Il n’en va pas de même pour Sealand. En 1978, le Premier ministre sealandien, un Allemand répondant au nom d’Achenbach, fait un coup d’État à l’aide de sbires venus du continent. Le prince Bates est destitué et son fils Michael -l’actuel souverain- est pris en otage. Roy parvient à l’aide de ses propres mercenaires à reprendre le contrôle de la Principauté et retient à son tour les putschistes en captivité. Le Royaume-Uni refusant d’intervenir, l’Allemagne envoie un diplomate de l’ambassade de Londres au Sealand pour négocier la libération des prisonniers.
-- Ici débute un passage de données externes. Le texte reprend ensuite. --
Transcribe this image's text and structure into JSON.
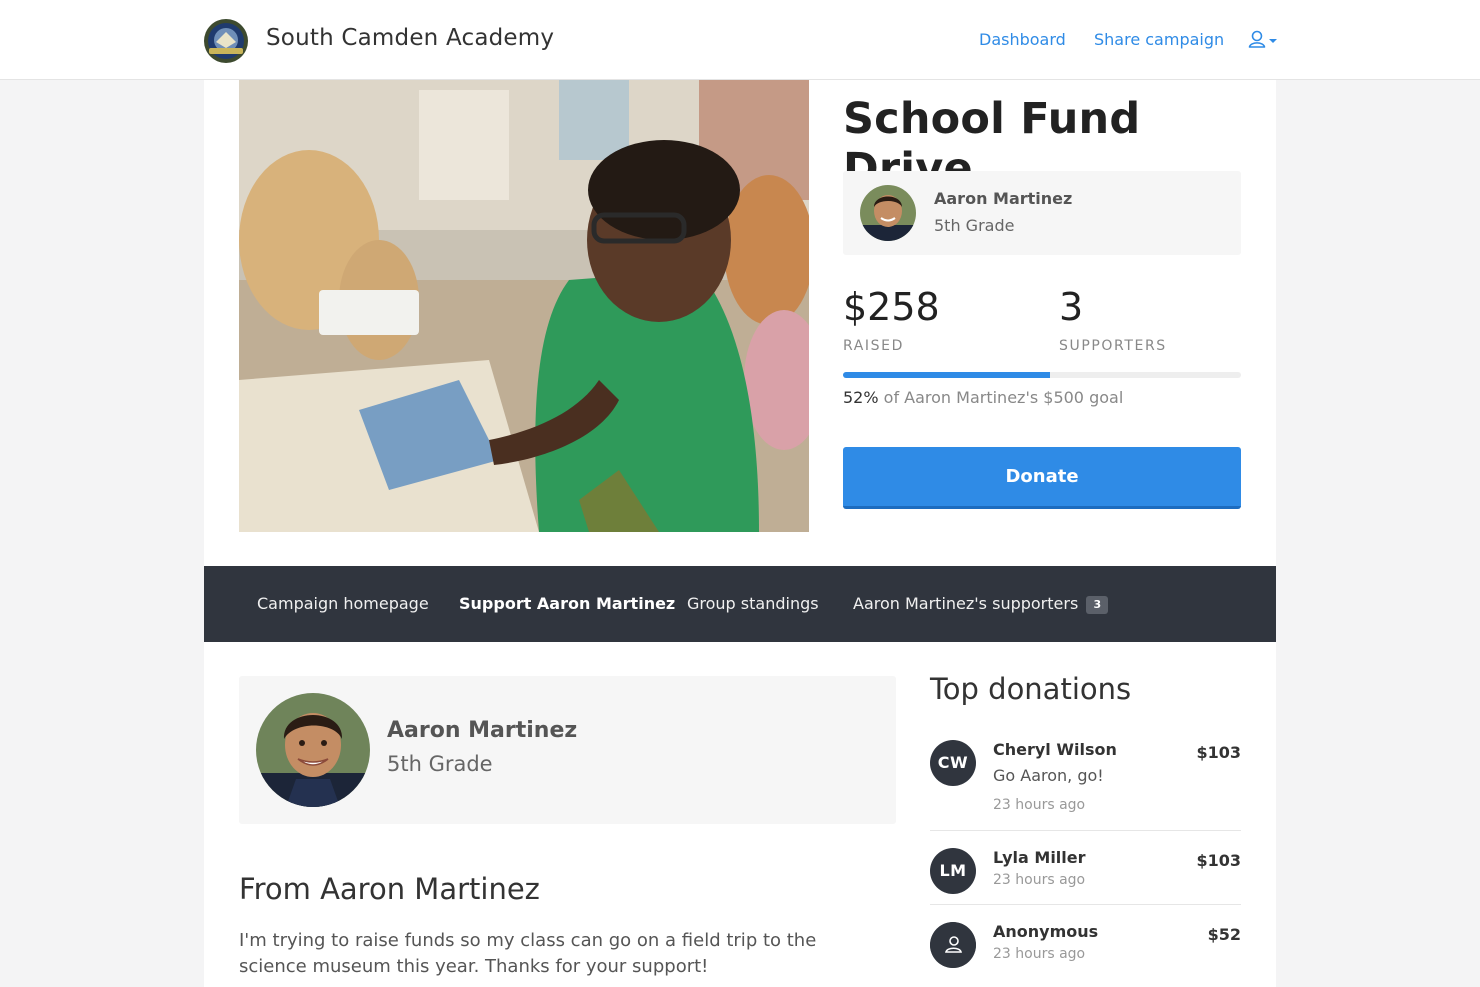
{
  "header": {
    "org_name": "South Camden Academy",
    "nav": {
      "dashboard": "Dashboard",
      "share": "Share campaign"
    }
  },
  "campaign": {
    "title": "School Fund Drive",
    "student_name": "Aaron Martinez",
    "student_grade": "5th Grade",
    "raised": "$258",
    "raised_label": "RAISED",
    "supporters": "3",
    "supporters_label": "SUPPORTERS",
    "progress_percent": 52,
    "goal_pct_text": "52%",
    "goal_text": " of Aaron Martinez's $500 goal",
    "donate_label": "Donate"
  },
  "tabs": [
    {
      "label": "Campaign homepage"
    },
    {
      "label": "Support Aaron Martinez"
    },
    {
      "label": "Group standings"
    },
    {
      "label": "Aaron Martinez's supporters",
      "badge": "3"
    }
  ],
  "profile": {
    "name": "Aaron Martinez",
    "grade": "5th Grade",
    "from_title": "From Aaron Martinez",
    "message": "I'm trying to raise funds so my class can go on a field trip to the science museum this year. Thanks for your support!"
  },
  "top_donations": {
    "title": "Top donations",
    "items": [
      {
        "initials": "CW",
        "name": "Cheryl Wilson",
        "message": "Go Aaron, go!",
        "time": "23 hours ago",
        "amount": "$103"
      },
      {
        "initials": "LM",
        "name": "Lyla Miller",
        "time": "23 hours ago",
        "amount": "$103"
      },
      {
        "icon": "anonymous-user-icon",
        "name": "Anonymous",
        "time": "23 hours ago",
        "amount": "$52"
      }
    ]
  },
  "colors": {
    "accent": "#2f8be6",
    "dark_bar": "#30353e"
  }
}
Ceux-ci, de retour sur le continent, créent un gouvernement sealandien en exil, tandis que le prince Roy considère ces négociations comme une reconnaissance de facto par l’Allemagne de l’indépendance du Sealand.

 

 

Nouvelles perspectives

Au XXIème siècle, les critères de l’État cités jusqu’ici sont devenus à leur tour insuffisants. Aujourd’hui, un élément est indispensable pour tout État qui se respecte : les médias ! Ce n’est pas le rédac’ chef de Propos qui me contredira… Entrer en relation avec les autres États c’est une chose,  communiquer avec les citoyens c’est encore plus important ! Pourquoi ce paramètre est-il plus important en 2017 que lors de la création du Saugeais il y a 70 ans ? La réponse est simple : internet ! Occuper un territoire géographique est important, mais occuper un territoire numérique l’est encore plus, et certaines micronations existent uniquement à travers leur site web.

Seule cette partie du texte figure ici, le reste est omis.